A Igreja Católica, representada pelo Papa, parte de ideias com as quais a Esquerda se pode rever e conviver — o amor ao próximo, a fraternidade, a luta contra um mundo materialista. Por isso é que deve haver lugar para pessoas religiosas dentro da esquerda. Devemos distinguir entre alianças formadas com católicos e alianças com a Igreja Católica — as primeiras podem fazer sentido, as outras não. A Igreja é uma instituição que, na sua prática, está radicalmente distante das ideias de uma esquerda progressista.

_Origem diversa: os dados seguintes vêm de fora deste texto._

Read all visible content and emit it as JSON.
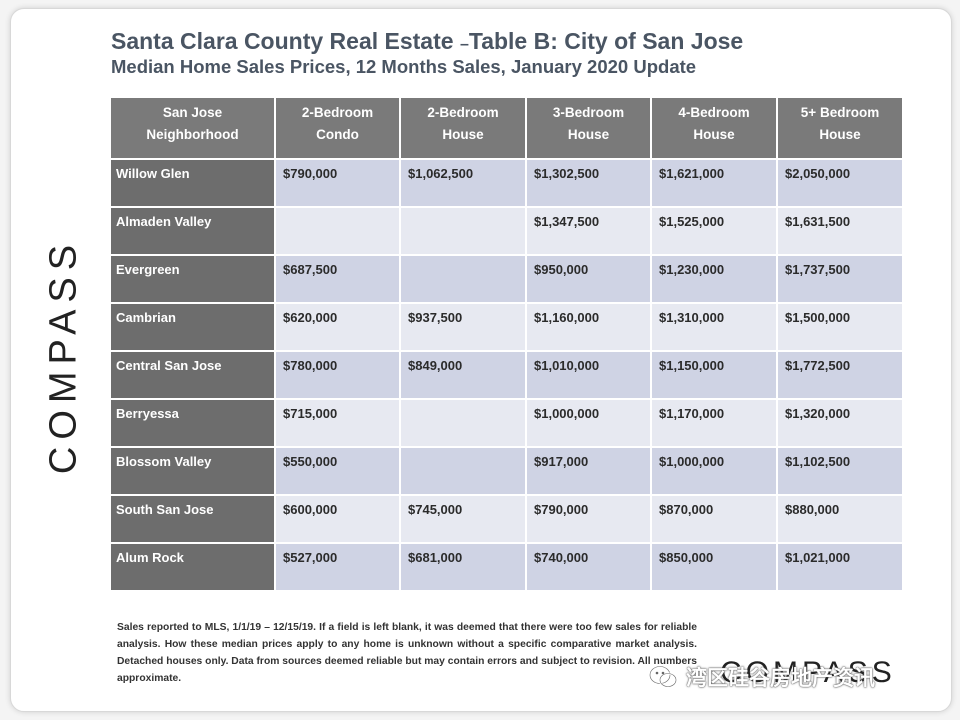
{
  "title": {
    "main": "Santa Clara County Real Estate",
    "dash": "–",
    "rest": "Table B: City of San Jose",
    "subtitle": "Median Home Sales Prices, 12 Months Sales, January 2020 Update"
  },
  "logo": "COMPASS",
  "table": {
    "headers": [
      [
        "San Jose",
        "Neighborhood"
      ],
      [
        "2-Bedroom",
        "Condo"
      ],
      [
        "2-Bedroom",
        "House"
      ],
      [
        "3-Bedroom",
        "House"
      ],
      [
        "4-Bedroom",
        "House"
      ],
      [
        "5+ Bedroom",
        "House"
      ]
    ],
    "rows": [
      {
        "neighborhood": "Willow Glen",
        "values": [
          "$790,000",
          "$1,062,500",
          "$1,302,500",
          "$1,621,000",
          "$2,050,000"
        ]
      },
      {
        "neighborhood": "Almaden Valley",
        "values": [
          "",
          "",
          "$1,347,500",
          "$1,525,000",
          "$1,631,500"
        ]
      },
      {
        "neighborhood": "Evergreen",
        "values": [
          "$687,500",
          "",
          "$950,000",
          "$1,230,000",
          "$1,737,500"
        ]
      },
      {
        "neighborhood": "Cambrian",
        "values": [
          "$620,000",
          "$937,500",
          "$1,160,000",
          "$1,310,000",
          "$1,500,000"
        ]
      },
      {
        "neighborhood": "Central San Jose",
        "values": [
          "$780,000",
          "$849,000",
          "$1,010,000",
          "$1,150,000",
          "$1,772,500"
        ]
      },
      {
        "neighborhood": "Berryessa",
        "values": [
          "$715,000",
          "",
          "$1,000,000",
          "$1,170,000",
          "$1,320,000"
        ]
      },
      {
        "neighborhood": "Blossom Valley",
        "values": [
          "$550,000",
          "",
          "$917,000",
          "$1,000,000",
          "$1,102,500"
        ]
      },
      {
        "neighborhood": "South San Jose",
        "values": [
          "$600,000",
          "$745,000",
          "$790,000",
          "$870,000",
          "$880,000"
        ]
      },
      {
        "neighborhood": "Alum Rock",
        "values": [
          "$527,000",
          "$681,000",
          "$740,000",
          "$850,000",
          "$1,021,000"
        ]
      }
    ]
  },
  "footnote": "Sales reported to MLS, 1/1/19 – 12/15/19. If a field is left blank, it was deemed that there were too few sales for reliable analysis. How these median prices apply to any home is unknown without a specific comparative market analysis. Detached houses only. Data from sources deemed reliable but may contain errors and subject to revision. All numbers approximate.",
  "watermark": "湾区硅谷房地产资讯",
  "colors": {
    "header_bg": "#7a7a7a",
    "neighborhood_bg": "#6d6d6d",
    "row_dark": "#cfd3e4",
    "row_light": "#e7e9f1",
    "title": "#4a5563"
  }
}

O papel histórico da Igreja Católica tem incentivado ao conformismo com a pobreza, ao apaziguamento das massas através da criação de mitos religiosos, à manutenção de um status quo conservador que agora é obrigada a “abrir-se à atualidade” de forma contrariada. Isto é o absoluto contrário do que a Esquerda — pelo menos a esquerda em que me revejo — defende. Não encontraremos na Igreja e no Papa aliados para revolucionar e criar um mundo novo, porque esse mundo novo é incompatível com instituições conservadoras do Vaticano. Apesar de, no passado, terem existido possibilidades para diálogos — vejamos, por exemplo, quando os movimentos de libertação africanos foram a Roma pedir o apoio do Papa contra a colonização portuguesa — a verdade é que colocar esta aliança na agenda é rejeitar o papel transformador que a esquerda propõe ter na sociedade. A esquerda tem o papel de reinventar um novo mundo, livre de desigualdade e opressão — a Igreja Católica terá de se continuar a adaptar.